Many people believe that when someone is dying, there's little their families or friends can do to help.
They're wrong, say Santa Clara University psychologist Dale Larson, PhD, and Albany Department of Veterans Affairs physician Dan Tobin, MD. "There's a lot they can do about it," Larson says.
The two long-time friends and colleagues in end-of-life care have launched a 15-article newspaper series called "Finding Our Way: Living with Dying in America" to educate people about how they can help their terminally ill loved ones. The series is written by end-of-life experts and available free-of-charge to all newspapers and the general public through Knight Ridder/Tribune Information Services.
The articles cover all aspects of death, dying and bereavement, including caregiving, widowhood, spirituality, when a child dies, diversity issues, hospice care and palliative care, and include tips and resources in each area. Topics include "It's time to talk: Most important conversations are the hardest to have"; "Living on the edge: Baby Boomers faced with caregiving dilemma"; "How to control your health care at the end of life: Write the ultimate directive"; and "When a child is dying: Smallest patient offers biggest lesson."
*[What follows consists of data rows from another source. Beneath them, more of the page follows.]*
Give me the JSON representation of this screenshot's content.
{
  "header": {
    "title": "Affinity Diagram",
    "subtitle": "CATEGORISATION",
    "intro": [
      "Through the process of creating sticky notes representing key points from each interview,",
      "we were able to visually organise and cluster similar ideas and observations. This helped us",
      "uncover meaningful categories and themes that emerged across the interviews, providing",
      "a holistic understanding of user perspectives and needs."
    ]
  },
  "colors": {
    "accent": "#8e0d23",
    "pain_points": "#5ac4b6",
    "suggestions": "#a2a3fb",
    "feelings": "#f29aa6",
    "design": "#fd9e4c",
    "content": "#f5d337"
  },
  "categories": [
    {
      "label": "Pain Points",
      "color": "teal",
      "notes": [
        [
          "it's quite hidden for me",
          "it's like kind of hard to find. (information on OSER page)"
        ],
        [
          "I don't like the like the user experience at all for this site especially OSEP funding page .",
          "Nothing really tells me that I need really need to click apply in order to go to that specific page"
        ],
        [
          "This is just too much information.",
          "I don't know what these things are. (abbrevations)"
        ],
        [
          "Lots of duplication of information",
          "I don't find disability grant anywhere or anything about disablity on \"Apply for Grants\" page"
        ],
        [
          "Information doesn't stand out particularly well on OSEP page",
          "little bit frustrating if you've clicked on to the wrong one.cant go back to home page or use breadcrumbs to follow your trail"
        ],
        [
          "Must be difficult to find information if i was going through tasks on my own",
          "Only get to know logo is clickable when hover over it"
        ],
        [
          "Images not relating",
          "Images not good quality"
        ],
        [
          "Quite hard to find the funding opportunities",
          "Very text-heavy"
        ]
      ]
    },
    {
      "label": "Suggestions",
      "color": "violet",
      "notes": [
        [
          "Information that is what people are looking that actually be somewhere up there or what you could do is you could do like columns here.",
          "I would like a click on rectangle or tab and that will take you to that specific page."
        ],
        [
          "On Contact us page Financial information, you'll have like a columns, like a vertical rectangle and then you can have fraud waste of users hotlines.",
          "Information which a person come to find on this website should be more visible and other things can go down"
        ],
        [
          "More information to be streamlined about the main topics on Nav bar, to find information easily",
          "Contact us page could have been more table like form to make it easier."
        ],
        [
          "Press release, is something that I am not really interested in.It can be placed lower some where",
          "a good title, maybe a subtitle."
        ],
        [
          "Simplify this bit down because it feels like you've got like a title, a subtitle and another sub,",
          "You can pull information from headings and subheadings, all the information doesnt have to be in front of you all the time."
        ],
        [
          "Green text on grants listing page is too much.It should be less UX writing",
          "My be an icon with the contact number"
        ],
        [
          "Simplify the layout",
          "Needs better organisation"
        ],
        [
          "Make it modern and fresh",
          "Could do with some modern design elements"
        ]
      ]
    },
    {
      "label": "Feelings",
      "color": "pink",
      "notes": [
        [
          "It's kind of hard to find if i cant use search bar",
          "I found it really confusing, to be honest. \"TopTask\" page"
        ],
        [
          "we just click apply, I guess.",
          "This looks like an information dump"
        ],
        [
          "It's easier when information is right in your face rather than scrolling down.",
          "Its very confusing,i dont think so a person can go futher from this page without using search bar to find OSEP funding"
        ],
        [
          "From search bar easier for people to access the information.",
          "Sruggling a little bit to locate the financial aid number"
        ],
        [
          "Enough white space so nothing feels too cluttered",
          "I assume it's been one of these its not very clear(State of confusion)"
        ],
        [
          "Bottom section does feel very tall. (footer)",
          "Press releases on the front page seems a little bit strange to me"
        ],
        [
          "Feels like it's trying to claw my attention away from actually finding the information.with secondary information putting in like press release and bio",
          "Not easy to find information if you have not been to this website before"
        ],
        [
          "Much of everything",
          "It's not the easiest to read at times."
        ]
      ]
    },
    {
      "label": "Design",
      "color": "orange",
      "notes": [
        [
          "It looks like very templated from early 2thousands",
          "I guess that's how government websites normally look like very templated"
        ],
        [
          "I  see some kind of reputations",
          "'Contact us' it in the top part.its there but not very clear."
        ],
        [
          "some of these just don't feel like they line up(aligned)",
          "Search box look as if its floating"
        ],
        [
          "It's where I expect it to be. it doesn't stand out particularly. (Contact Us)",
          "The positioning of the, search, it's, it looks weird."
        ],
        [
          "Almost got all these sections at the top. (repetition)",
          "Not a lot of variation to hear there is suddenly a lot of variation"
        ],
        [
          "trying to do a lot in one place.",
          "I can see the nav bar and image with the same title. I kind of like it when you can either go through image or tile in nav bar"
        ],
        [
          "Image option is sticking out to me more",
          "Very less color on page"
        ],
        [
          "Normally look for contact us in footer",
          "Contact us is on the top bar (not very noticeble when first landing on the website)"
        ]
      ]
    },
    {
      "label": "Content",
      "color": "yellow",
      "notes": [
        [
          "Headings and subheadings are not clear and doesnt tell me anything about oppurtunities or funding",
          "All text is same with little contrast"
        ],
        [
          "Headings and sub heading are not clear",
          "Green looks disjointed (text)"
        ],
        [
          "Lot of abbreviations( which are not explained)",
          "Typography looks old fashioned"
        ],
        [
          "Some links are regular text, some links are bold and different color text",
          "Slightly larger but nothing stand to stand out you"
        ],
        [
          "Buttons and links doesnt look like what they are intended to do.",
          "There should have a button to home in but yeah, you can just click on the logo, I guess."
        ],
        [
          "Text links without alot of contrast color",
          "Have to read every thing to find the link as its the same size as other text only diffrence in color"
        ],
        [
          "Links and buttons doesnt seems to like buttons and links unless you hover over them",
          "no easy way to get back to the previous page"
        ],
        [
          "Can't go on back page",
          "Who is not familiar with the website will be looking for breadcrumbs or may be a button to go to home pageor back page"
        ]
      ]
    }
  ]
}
The series is funded by the Robert Wood Johnson Foundation, the Fan Fox and Leslie R. Samuels Foundation, and the Charitable Leadership Foundation.
Tobin came up with the idea when he remembered a newspaper education project published in the late 1970s and early '80s that covered topics in the humanities and science, including end-of life issues. Larson, who's done a lot of psychoeducation in hospice care, saw the idea as an opportunity to piggyback on the well-received PBS television series on death and dying by Bill Moyers.
"Most Americans wake up to a newspaper," giving the articles a chance to make a maximum impact, Larson says.
The series was launched two days before the attack on the World Trade Centers and the Pentagon, and despite or maybe because of the tragedy, 150 newspapers nationwide ran all or part of the series, from The Arizona Republic to the Philadelphia Inquirer--a total readership Larson estimates at about 7 million.
Larson surmises that at least 50 other papers picked up on it too. The series has been translated into Spanish and Chinese, and appeared in The World Journal, the largest Chinese-language daily in the United States.
Newspapers and the public can download the series free from the Web at www.findingourway.net or at http://www.krtdirect.com/dying. In addition, two organizations connected to the project are distributing copies to all member organizations of the National Hospice and Palliative Care Organization as well as to end-of-life coalitions, deans of medical schools and other relevant individuals and organizations. Those interested in bulk reprints can get them at cost--$50 for 100 copies--at the Finding Our Way Web site.
Larson and the Finding Our Way team are now developing a Web-based course on the series that's intended for hospice volunteers, end-of-life professionals and other members of the public interested in hospice care.
These efforts are just part of his ongoing desire to fulfill an injunction that fused in his brain early in his career, Larson says. "It's a way to give psychology away, to do some large-scale psychoeducational work on an important topic."